In any normal election cycle, a booming economy and an edge on national security would be considered a winning hand. But this year, the hysteria that the Democrats and their allies in the news media have generated has swept away all rational consideration of the issues. If you believe the newspapers, that is, and to some degree the polls.
As I’ve said before, I assume the Republicans will lose seats in November, and the Democrats may well wrest away control of one or even both houses. Still, I wonder: the news media have gone stark, raving mad over Mark Foley’s emails, and generic preference polls seem to indicate that the Foley “issue”–whatever it is–has helped the Democrats. But, to the extent that people are offended (as they should be) by homosexual Congressmen hitting on teenage boys, does anyone seriously believe that the solution is to elect Democrats? I doubt it. Democrats are far more associated with both homosexuality and sexual misbehavior than Republicans.

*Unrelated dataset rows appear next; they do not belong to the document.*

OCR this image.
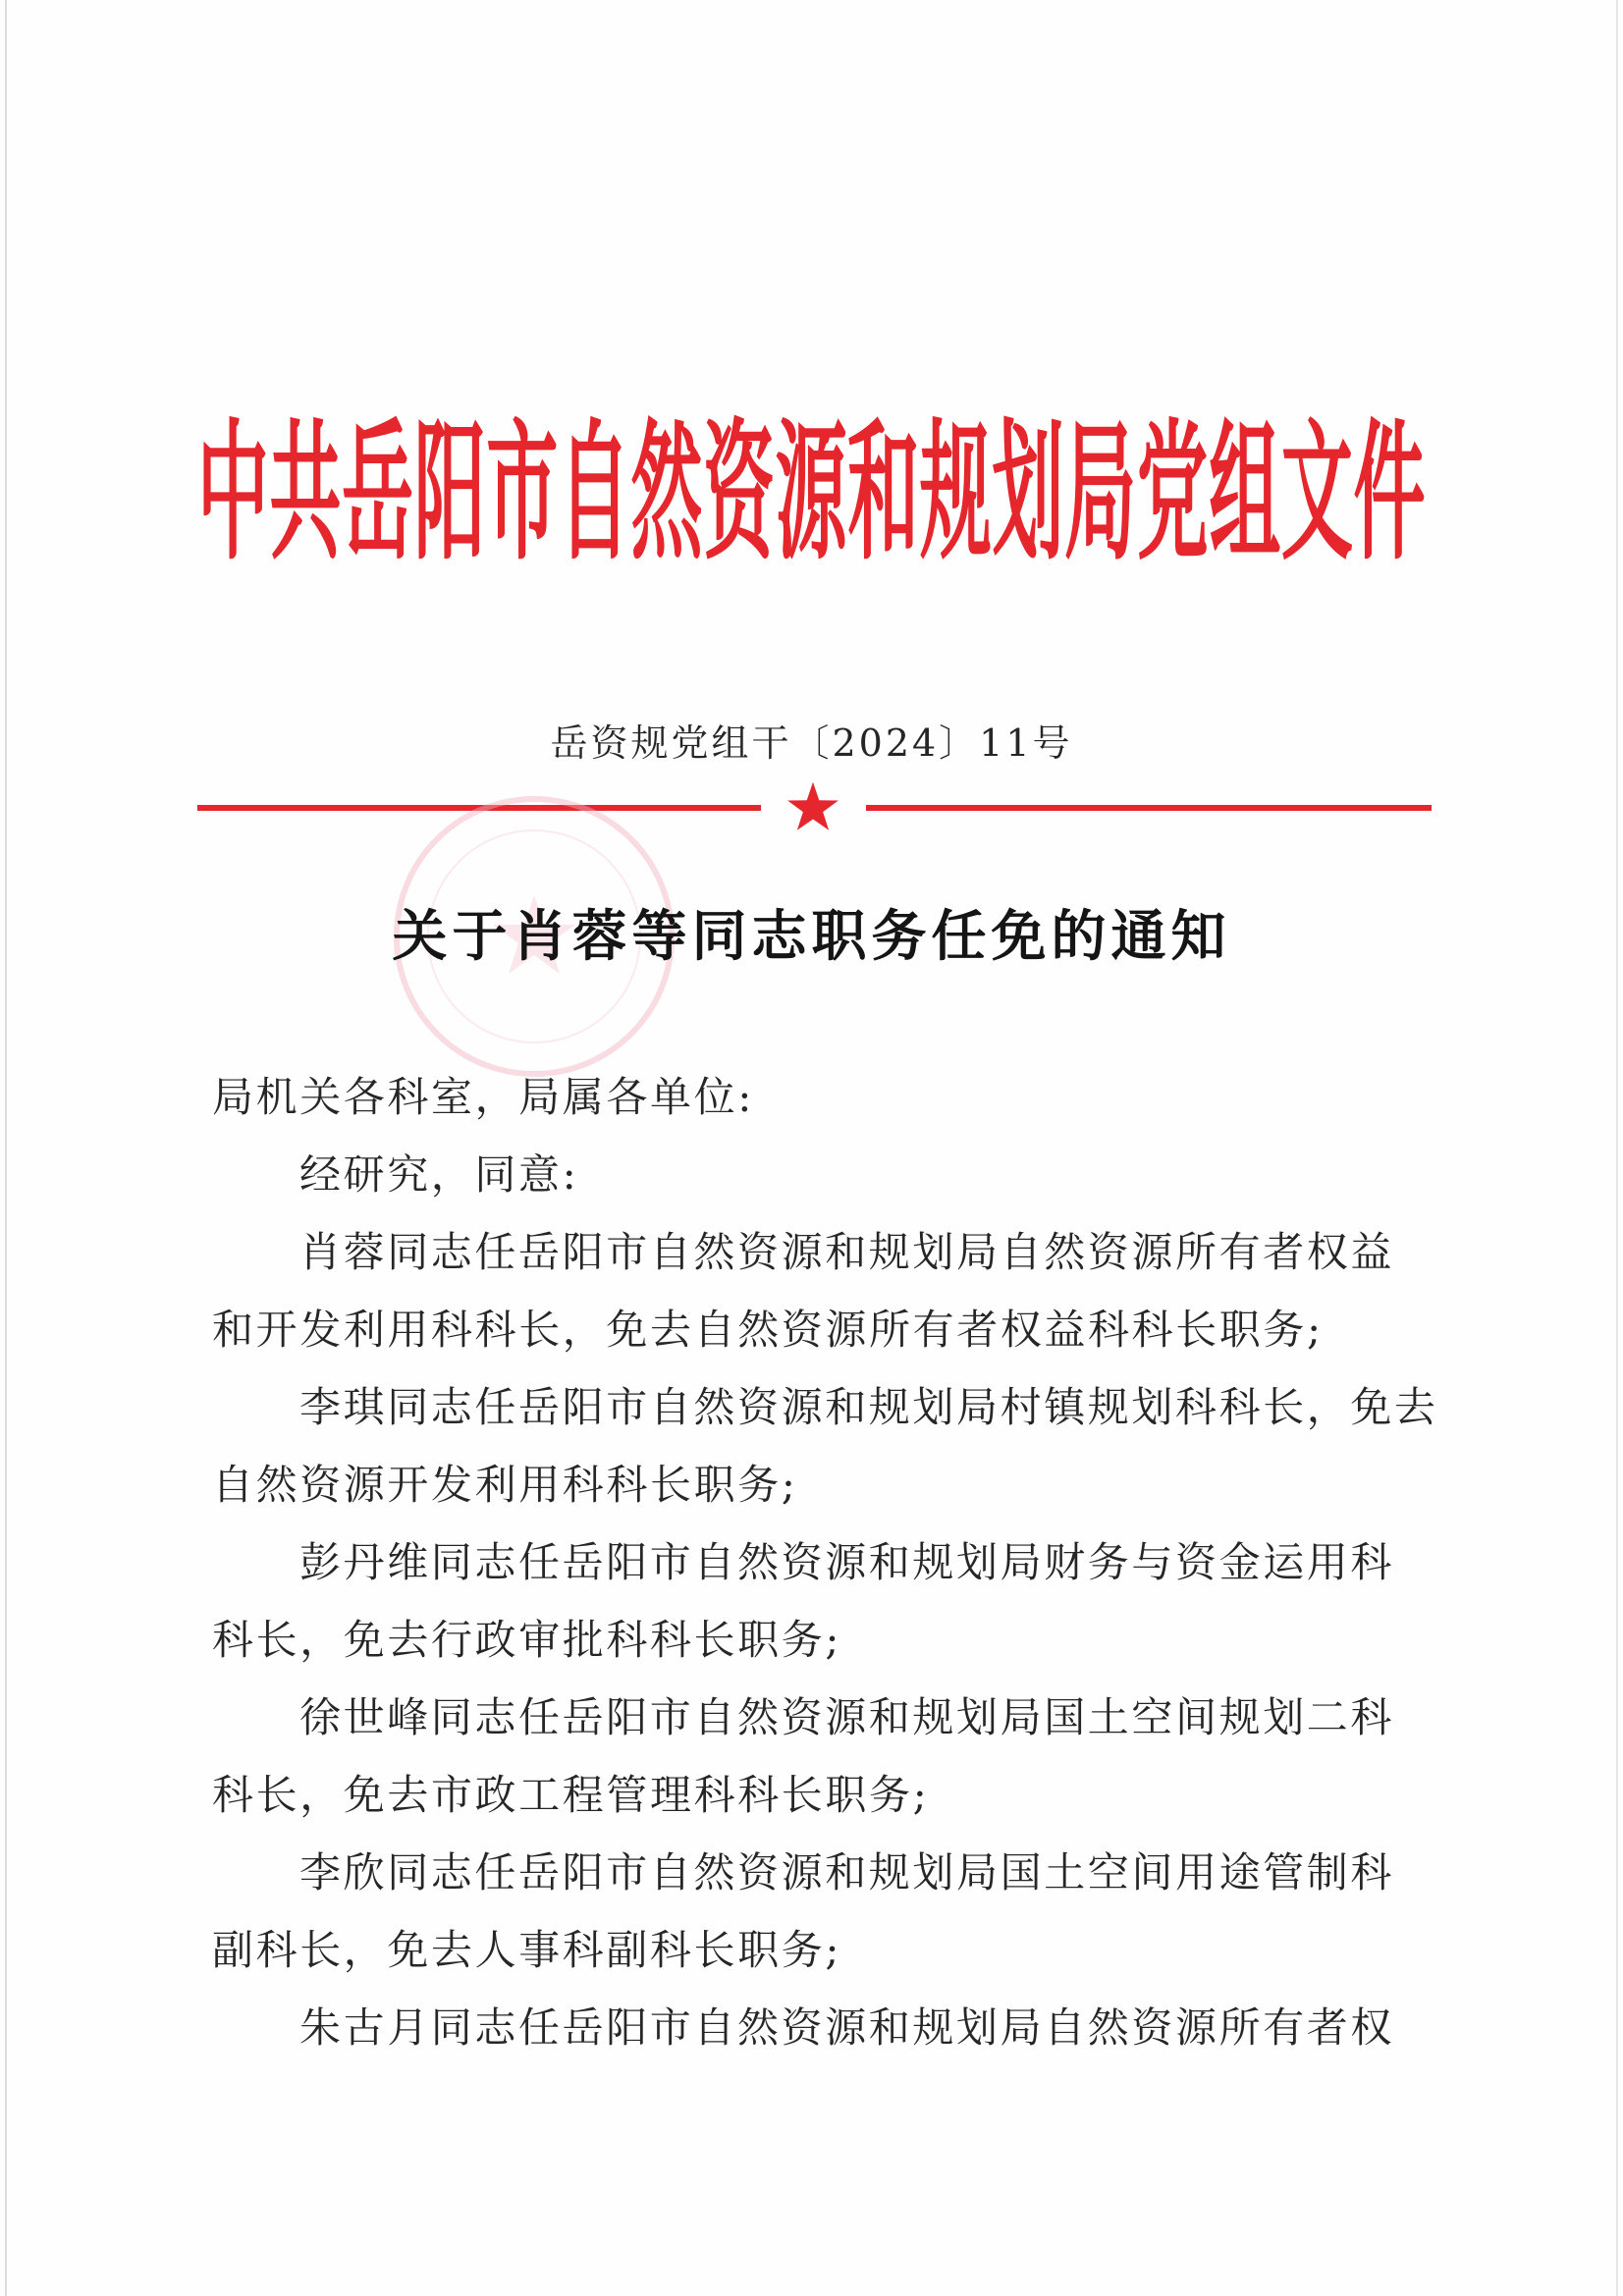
中共岳阳市自然资源和规划局党组文件
岳资规党组干〔2024〕11号
关于肖蓉等同志职务任免的通知
局机关各科室，局属各单位:
经研究，同意:
肖蓉同志任岳阳市自然资源和规划局自然资源所有者权益
和开发利用科科长，免去自然资源所有者权益科科长职务;
李琪同志任岳阳市自然资源和规划局村镇规划科科长，免去
自然资源开发利用科科长职务;
彭丹维同志任岳阳市自然资源和规划局财务与资金运用科
科长，免去行政审批科科长职务;
徐世峰同志任岳阳市自然资源和规划局国土空间规划二科
科长，免去市政工程管理科科长职务;
李欣同志任岳阳市自然资源和规划局国土空间用途管制科
副科长，免去人事科副科长职务;
朱古月同志任岳阳市自然资源和规划局自然资源所有者权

Likewise with the economy. The media have tried to minimize our current prosperity. But can they really succeed in doing that, when people see the prices at which homes in their neighborhood sell, watch prices fall at the gas pump, and enjoy both salaries and stock markets indices that are the highest on record? More and more Democrats are coming out into the open about their intention to raise taxes. How many voters believe that is the way to maintain our current prosperity? Very few, I think.
Newspapers love to headline “More Abuse Alleged at Gitmo!”–more about that later–and Democrats seem to think “detainee abuse” is a winning issue for them. Well, maybe.
But most Americans understand that when we capture a member of al Qaeda who has knowledge of that organization’s plans, potentially including imminent attacks and the whereabouts of other members, it is important to question that detainee quickly and find out what he knows. There is a clear consensus that torture is not an acceptable tactic. But the Democrats and the newspapers consider pretty much everything to be “torture.” Most Americans realize that we can’t get information from a terrorist by saying “pretty please.” What, exactly, are we supposed to do to protect American lives? The Democrats have no answer. Likewise, if we are to house detainees at a facility like Guantanamo Bay, or any other facility, the guards must have a reasonable degree of control over the prisoners. The prisoners frequently attack guards and misbehave in other ways. Once again, does anyone seriously think that all a guard has to do is ask a detainee to please get back in his cell?
This is the most topsy-turvy election season in memory, with trivia largely predominating over the very serious issues that divide the parties. The media’s full-court press may well succeed in pushing the Democrats over the finish line. Still, it would be odd for voters to completely ignore the fundamentals of economics and national security that normally drive elections. Which, I think, is one of the reasons for the hysterical tone of today’s news coverage.